Karol Wojtyla, in the book Love and Responsibility that he wrote before he became Pope John Paul II, says that one of the main reasons we view chastity with such suspicion is because we associate love primarily with the emotions or the sexual pleasure that we receive from a member of the opposite sex. “Such emotions,” he writes, “give love a ‘relish’, but do not always contain its objective essence, which is inseparable from reciprocal affirmation of the value of the person. It is impossible to judge the value of a relationship between persons merely from the intensity of their emotions. The very exuberance of the emotions born of sensuality may conceal and absence of true love, or indeed outright egoism. Love is one thing, and erotic sensations are another.

“Love develops on the basis of the totally committed and fully responsible attitude of a person to a person; erotic experiences are born spontaneously from sensual and emotional reactions.”
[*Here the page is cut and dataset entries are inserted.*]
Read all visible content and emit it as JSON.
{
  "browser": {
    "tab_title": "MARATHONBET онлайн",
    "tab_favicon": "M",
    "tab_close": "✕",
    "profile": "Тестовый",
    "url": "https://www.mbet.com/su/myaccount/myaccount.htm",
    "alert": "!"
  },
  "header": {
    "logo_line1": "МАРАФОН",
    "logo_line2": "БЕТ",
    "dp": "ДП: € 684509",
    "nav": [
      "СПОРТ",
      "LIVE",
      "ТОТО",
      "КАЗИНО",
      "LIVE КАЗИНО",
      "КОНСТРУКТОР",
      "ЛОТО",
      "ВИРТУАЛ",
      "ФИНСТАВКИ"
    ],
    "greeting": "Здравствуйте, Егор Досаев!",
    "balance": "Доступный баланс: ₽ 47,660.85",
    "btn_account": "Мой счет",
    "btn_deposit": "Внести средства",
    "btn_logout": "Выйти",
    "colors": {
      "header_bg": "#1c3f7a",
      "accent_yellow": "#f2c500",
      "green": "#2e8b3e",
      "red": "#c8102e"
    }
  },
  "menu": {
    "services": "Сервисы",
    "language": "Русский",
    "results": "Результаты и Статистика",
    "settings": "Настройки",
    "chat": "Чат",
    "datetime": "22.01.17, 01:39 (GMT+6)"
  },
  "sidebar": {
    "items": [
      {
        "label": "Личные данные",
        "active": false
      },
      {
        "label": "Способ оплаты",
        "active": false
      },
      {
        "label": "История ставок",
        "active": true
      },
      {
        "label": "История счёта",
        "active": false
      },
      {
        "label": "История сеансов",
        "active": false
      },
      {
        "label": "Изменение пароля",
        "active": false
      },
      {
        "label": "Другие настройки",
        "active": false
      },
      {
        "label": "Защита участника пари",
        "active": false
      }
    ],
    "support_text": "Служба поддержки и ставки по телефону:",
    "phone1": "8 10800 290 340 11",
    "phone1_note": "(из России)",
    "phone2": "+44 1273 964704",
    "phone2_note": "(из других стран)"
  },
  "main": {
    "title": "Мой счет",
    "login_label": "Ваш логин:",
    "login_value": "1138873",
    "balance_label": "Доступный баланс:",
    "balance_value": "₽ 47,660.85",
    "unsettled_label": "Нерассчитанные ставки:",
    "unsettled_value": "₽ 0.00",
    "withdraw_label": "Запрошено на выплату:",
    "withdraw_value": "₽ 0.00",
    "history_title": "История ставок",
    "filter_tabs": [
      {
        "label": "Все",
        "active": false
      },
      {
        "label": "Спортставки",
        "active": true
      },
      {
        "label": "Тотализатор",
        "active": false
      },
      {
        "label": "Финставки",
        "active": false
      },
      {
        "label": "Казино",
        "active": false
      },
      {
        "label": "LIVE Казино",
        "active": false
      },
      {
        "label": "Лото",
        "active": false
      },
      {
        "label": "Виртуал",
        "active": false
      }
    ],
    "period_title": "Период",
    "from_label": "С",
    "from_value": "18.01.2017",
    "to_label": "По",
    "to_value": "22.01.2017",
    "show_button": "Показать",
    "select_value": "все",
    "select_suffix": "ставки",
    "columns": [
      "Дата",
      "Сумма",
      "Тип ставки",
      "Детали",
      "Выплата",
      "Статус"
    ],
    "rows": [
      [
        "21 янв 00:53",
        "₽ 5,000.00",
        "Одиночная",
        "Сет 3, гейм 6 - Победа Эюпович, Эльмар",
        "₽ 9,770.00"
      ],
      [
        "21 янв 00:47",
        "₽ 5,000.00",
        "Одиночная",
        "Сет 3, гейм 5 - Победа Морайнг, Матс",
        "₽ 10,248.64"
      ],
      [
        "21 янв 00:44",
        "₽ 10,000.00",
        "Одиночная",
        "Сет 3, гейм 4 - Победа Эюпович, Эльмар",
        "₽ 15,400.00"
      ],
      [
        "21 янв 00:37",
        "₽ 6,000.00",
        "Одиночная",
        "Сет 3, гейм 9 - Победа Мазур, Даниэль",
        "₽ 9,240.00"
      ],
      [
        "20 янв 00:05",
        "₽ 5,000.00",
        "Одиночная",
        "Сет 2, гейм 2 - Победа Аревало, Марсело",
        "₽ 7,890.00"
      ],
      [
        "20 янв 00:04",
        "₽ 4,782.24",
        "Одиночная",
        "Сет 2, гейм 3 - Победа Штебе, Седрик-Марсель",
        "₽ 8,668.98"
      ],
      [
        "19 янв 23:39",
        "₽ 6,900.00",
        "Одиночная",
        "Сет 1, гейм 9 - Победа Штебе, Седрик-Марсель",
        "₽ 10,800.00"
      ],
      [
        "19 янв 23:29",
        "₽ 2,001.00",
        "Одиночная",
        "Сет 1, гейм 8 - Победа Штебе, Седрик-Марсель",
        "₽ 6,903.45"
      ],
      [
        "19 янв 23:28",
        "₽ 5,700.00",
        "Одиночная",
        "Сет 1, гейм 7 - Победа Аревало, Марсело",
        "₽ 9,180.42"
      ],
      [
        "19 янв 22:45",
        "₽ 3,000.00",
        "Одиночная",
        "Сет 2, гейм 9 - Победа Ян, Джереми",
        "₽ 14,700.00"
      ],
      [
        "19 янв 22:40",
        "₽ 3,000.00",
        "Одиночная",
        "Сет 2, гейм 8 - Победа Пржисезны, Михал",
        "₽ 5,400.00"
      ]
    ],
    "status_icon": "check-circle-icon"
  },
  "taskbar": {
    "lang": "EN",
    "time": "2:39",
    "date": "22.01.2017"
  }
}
While sensual desires and love are not mutually exclusive, these responses do not represent love itself. What does represent love is a desire to do what is best for another person and the desire to help the other person pursue what is best for them. When we give in to sensual desire, we are often so thrilled by the pleasure that we obtain, that we are tempted not to follow through and grow in real love. Many people get stuck here and never experience the deeper meaning of real love. As the intensity of such emotions can’t be sustained over a period of time, the feelings of “love” that one professes to feel begin to diminish, with the result that one begins to seek someone else to provide the thrill of the sensual and emotional experience.